A lot of talks about XForms are a bit technical in nature because the people who manufacture XForms processors tend to be technical people who understand the business value of XForms in terms like "model-view-controller" architectures, a superset of AJAX, and software engineering benefits like abstraction. But the C-level executive cares not about these things. It is important to connect them to what the C-level executive does care about.
The C-level exec is about efficiency, flexibility and accountability.
The CEO wants
- efficiency via reduced operating costs and decreased time to close deals
- flexibility to react to new business processes and changes of business partners
- accountability for control of expenditures and compliance with regulations
The CIO wants to achieve
- efficiency through end-to-end business process integration and ability to leverage business objects as IT assets
- flexibility through a malleable system architecture that can be rapidly reconfigured with replaceable, reusable components
- accountability through transaction record auditability
We need to speak about how XForms helps the organization to achieve better results along these metrics. This is where the global picture of what XForms does against the backdrop of the classic 3-tier architecture comes in handy.

The C-level exec is not up at night worrying about the server tier, where databases, content managers and workflow engines live. These may be expensive systems, but they are designed to be robust and highly scalable systems whose metrics relative to the size of the anticipated user base of a system are easier to quantify. In other words, they are low risk numbers that are easy to budget for.
The C-level exec is not as concerned about the client tier, where the browser and OS live, again because the metrics are easy and stable.

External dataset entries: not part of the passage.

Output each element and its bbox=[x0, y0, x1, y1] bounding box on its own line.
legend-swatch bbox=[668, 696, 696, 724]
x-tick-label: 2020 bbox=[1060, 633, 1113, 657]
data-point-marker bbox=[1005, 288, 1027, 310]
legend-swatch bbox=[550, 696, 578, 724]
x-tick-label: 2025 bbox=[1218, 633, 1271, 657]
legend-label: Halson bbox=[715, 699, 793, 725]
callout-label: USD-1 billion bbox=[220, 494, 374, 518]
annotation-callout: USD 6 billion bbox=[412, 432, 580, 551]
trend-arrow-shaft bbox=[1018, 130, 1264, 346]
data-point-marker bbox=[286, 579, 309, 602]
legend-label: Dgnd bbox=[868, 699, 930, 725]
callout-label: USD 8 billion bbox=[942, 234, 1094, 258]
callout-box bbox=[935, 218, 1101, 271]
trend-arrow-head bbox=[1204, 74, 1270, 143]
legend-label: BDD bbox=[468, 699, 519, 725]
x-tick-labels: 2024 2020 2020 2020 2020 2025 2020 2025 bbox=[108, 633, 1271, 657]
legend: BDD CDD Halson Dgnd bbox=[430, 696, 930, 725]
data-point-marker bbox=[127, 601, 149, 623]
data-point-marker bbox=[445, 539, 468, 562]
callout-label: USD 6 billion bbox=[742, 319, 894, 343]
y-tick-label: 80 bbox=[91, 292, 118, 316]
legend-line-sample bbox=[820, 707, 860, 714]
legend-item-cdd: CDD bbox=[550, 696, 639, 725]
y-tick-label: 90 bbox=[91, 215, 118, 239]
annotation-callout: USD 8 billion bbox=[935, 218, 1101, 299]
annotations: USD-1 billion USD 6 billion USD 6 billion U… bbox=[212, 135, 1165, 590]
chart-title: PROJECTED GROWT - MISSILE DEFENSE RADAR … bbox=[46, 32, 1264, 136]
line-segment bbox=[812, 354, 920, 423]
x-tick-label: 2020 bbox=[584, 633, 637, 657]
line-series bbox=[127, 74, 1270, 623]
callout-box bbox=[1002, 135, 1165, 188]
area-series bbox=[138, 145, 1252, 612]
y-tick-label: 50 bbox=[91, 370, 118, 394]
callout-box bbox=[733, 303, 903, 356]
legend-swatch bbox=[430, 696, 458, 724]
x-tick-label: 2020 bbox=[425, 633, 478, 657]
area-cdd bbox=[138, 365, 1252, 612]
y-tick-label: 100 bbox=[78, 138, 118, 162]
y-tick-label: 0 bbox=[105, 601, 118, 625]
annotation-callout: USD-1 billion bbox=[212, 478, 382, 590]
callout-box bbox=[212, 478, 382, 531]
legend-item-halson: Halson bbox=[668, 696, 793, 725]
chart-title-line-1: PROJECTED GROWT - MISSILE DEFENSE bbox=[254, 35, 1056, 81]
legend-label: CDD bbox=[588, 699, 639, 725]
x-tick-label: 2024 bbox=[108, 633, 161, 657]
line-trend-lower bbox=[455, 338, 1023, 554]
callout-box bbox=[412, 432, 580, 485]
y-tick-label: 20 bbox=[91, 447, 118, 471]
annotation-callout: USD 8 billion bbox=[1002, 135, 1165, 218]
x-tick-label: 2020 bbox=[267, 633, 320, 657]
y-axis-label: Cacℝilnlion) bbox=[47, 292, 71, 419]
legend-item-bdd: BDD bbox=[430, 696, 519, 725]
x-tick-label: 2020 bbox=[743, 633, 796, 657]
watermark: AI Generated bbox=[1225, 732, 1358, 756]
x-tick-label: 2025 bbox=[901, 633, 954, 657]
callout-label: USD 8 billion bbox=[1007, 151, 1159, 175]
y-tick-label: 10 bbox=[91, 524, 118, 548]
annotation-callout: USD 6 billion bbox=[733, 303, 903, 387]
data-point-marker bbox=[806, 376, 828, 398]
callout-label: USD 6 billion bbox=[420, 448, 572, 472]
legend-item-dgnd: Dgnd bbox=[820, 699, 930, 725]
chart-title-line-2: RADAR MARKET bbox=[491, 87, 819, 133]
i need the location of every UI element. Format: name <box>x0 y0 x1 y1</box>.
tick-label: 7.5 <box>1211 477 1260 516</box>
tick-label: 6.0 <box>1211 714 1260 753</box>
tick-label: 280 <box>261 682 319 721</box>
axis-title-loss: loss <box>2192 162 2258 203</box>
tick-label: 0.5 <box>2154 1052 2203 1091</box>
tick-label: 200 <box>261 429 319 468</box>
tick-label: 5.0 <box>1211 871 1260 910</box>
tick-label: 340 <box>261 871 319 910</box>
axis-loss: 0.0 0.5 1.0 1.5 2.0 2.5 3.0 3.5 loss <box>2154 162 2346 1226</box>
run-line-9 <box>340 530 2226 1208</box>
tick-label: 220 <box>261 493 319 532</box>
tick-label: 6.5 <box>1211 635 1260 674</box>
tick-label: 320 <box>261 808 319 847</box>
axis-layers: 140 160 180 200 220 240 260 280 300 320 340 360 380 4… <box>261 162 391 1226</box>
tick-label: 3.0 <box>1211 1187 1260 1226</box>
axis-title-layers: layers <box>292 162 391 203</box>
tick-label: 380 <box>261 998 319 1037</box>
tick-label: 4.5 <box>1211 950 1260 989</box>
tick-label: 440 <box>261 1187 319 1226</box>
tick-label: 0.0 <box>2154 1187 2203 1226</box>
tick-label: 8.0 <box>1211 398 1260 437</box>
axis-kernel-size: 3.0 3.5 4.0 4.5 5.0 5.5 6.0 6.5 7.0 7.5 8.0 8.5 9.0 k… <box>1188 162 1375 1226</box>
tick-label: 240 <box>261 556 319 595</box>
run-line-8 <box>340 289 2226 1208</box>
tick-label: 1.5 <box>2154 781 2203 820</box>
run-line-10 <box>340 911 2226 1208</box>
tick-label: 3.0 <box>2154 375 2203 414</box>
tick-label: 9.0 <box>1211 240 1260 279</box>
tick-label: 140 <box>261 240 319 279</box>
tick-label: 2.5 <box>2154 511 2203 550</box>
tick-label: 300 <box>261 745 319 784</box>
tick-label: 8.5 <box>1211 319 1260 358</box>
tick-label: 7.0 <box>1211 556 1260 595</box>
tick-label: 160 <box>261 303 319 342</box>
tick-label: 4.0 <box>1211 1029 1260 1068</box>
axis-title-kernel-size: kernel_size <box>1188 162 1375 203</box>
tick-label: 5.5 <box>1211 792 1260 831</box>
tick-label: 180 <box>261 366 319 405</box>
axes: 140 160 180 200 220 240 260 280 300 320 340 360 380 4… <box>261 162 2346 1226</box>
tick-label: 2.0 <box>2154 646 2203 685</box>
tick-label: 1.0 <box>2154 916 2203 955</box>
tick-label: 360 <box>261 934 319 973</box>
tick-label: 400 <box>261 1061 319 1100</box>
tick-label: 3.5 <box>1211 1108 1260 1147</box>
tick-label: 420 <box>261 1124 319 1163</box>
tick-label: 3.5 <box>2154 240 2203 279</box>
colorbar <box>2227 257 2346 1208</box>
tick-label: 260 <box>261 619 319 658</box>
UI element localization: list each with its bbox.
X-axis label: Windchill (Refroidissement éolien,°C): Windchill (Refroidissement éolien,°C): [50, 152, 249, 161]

The C-level exec has the most uncertainty and risk at the middle tier. There are two parts to it. There is the part that uses APIs to talk to DBs, CMs and workflow engines to implement custom application logic as needed. This part is not as scary because we have reliable, robust, scalable, stable APIs, and because the components we're talking to are those reliable, robust, scalable, stable, expensive systems sold by companies with important people's ties to yank when there is a support problem. Then there's the scary, assembly-language-of-the-web-part of the middle tier. This is the part that has to juggle a dynamic, multistep end-user experience on the anything-goes client side, where the web browsers are free and you get what you pay for. The upfront cost of the thin client is low, but the time to market with new offerings is the most highly affected because a lot of unpredictable, time-consuming work lives here.
Enter XForms.
- It allows you to standardize and consolidate the end-user experience into a single business object that represents the overall transaction.
- It allows that business object to access the web services of an SOA as a natural part of the process of going from empty transaction data to completed transaction data.
- It fully represents the transaction and therefore can function as an integral part of the records needed for auditability.
As a final thought, it should be clear from the exponential scales of complexity and cost that the diagram above argues that XForms-based systems have business value through complexity containment, and that said value is rightly reflected in software product cost.